こんにちは、Yuki22です。ナビタイムジャパンでWeb版『NAVITIME』のQAを担当しています。
私からはWeb版『NAVITIME』向けに実施している自動テストについて紹介します。

Web版『NAVITIME』とは

PC/スマートフォン向けに提供しているWebサービスです。

  • 乗換検索

  • ルート検索

  • 地点検索

など、様々な機能を提供していて、かつ非常に多くの方が利用するサービスです。

開発したきっかけ

最初にご紹介した通り、本サービスは機能が多岐に渡り、なにか手を入れたときの影響範囲が分かりづらいことも少なくありません。
また、担当プロジェクト以外のメンバーが触るケースも多く、リリース直前にデグレが発覚することもあります。

意図しない不具合検知を開発・検証期間中に人の手で見るには限界があるため、自動テストで見きれない部分をカバーできないか、を考えました。

テスト内容の紹介

「Selenium」を使って以下のテストを実施するようにしました。

  • UIテスト

  • canonicalタグ、Titleタグをチェックするテスト

  • スクリプトエラーを検知するテスト

UIテスト

以下の機能に対してSelemiunを使ってUIテストを実施しています。

  • 乗換検索や地点検索などのメイン機能
    例えば以下のようなことをテストしています。

    • 乗換検索ページのトップ画面から出発・目的地をセットし、検索結果が表示されることを確認するテスト

  • アフィリエイトなど外部サイトと連携する機能

    • グルメ系の店舗詳細ページ内のクーポン表示バナーをクリックして、外部サイトへの遷移、およびURLパラメーターが正しいかを確認するテスト


乗換案内機能のテスト

canonicalタグ、Titleタグをチェックするテスト

Googleなどの検索エンジンからの流入が非常に重要なため、SEOで重要なcanoninalタグ、Titleタグが正しく指定されているかをチェックしています。
テスト対象のURL、期待値はGoogleスプレッドシートで管理し、API経由でテスト対象URLを呼び出してチェックしています。

テスト対象管理シート

スクリプトエラーを検知するテスト

ブラウザのコンソールログに出力されたスクリプトエラーを検知するテストです。
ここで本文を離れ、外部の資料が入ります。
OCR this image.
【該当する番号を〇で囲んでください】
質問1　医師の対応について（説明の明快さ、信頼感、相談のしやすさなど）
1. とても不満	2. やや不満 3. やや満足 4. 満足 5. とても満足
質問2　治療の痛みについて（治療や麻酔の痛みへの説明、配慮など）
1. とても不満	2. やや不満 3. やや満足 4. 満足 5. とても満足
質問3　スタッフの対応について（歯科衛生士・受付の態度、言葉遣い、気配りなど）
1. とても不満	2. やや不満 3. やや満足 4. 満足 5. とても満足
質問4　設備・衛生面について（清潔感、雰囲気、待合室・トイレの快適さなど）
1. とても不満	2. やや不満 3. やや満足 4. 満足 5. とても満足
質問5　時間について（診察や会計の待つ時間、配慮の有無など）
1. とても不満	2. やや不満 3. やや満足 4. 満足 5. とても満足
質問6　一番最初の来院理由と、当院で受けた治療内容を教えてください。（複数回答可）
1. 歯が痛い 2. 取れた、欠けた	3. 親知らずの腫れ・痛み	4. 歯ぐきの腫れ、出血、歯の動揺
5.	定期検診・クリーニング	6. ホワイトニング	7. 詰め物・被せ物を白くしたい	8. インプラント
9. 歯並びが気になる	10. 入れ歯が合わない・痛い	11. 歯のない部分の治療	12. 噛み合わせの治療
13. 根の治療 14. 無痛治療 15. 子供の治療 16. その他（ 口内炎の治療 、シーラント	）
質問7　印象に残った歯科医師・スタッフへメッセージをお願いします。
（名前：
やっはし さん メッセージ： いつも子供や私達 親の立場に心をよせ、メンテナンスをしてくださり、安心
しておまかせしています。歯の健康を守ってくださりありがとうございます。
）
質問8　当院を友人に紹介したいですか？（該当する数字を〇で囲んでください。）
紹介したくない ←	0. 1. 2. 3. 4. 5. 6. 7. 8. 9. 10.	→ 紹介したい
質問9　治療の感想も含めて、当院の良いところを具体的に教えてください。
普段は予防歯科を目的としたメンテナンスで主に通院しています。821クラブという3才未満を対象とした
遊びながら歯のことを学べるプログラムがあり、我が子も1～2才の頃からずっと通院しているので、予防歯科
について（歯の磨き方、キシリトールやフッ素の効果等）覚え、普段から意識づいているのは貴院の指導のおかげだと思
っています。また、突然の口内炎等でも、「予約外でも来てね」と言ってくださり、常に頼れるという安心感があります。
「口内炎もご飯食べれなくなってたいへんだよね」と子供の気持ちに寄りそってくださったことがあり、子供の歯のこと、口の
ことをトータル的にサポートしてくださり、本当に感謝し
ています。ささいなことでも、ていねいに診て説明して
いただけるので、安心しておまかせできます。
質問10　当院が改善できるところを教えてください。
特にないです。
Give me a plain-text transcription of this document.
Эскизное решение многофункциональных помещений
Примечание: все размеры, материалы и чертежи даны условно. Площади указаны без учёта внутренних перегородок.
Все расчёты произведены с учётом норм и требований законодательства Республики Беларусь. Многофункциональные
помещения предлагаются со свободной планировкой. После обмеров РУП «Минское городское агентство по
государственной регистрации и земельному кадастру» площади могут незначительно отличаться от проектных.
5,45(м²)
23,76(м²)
画像のリンク切れやページ内のバナー広告が表示されない不具合を検知します。
テスト対象のURL、期待値はGoogleスプレッドシートで管理し、API経由でテスト対象URLを呼び出してチェックしています。
チェック結果はスプレッドシートに出力しています。

テスト結果

テスト実施方法

以下のようにJenkinsを使った定期実行と、slack経由で任意のタイミング/任意の環境で実行できるようにしています。

  • 毎日リリース対象ブランチに対してテストを実施

  • slackからbotを介して指定した開発環境に対して直接テスト実施

テストの流れ

実装時に困ったこと

  • テスト実行対象の環境を動的に変えることができなかった
    開発用環境とリリース前の動作確認用環境があるが、テスト対象環境のドメインをソースコードに持っていたため、1つの環境でしかテストを実施できなかった。

  • テスト対象ページの管理が面倒だった
    テスト対象が膨大なため、テストコードにURLを持たせるのはメンテナンスする上で非現実的だった。

困ったことをどう解決したのか

  • テスト実行対象の環境を動的に変えることができなかった

    • Jenkinsからテスト対象環境を指定できるようにした。

    • Hubotを使いslack経由でテスト実行環境を指定してJenkinsジョブを実行できるようにした。

  • テスト対象ページの管理が面倒だった

    • Googleスプレッドシートでテスト対象URLを管理し、テストコードからAPI連携して利用できるようにした。

導入した効果

テストを導入してから数年経ちますが下記2つの効果があり、非常に役立っていると考えています。

  • リリース前に意図しない不具合を検知できるようになった

  • 「テストでの不具合検知⇒修正」のサイクルを繰り返すことにより、開発者のノウハウが溜まるようになった。
    ⇒開発フェーズで事前に不具合を潰すことができるようになった。

最後に

テストの自動化にはテストコードのメンテナンスやテスト結果の確認にそれなりの工数がかかり、万能ではありません。

また、コードの書き方やテストのタイミングによってテストが失敗することが時々あります。
自動化そのものを目的にすると効果が出づらいケースもあるので、手動テスト・自動テストをうまく使い分けてプロダクトの品質を保っていきたいと考えています。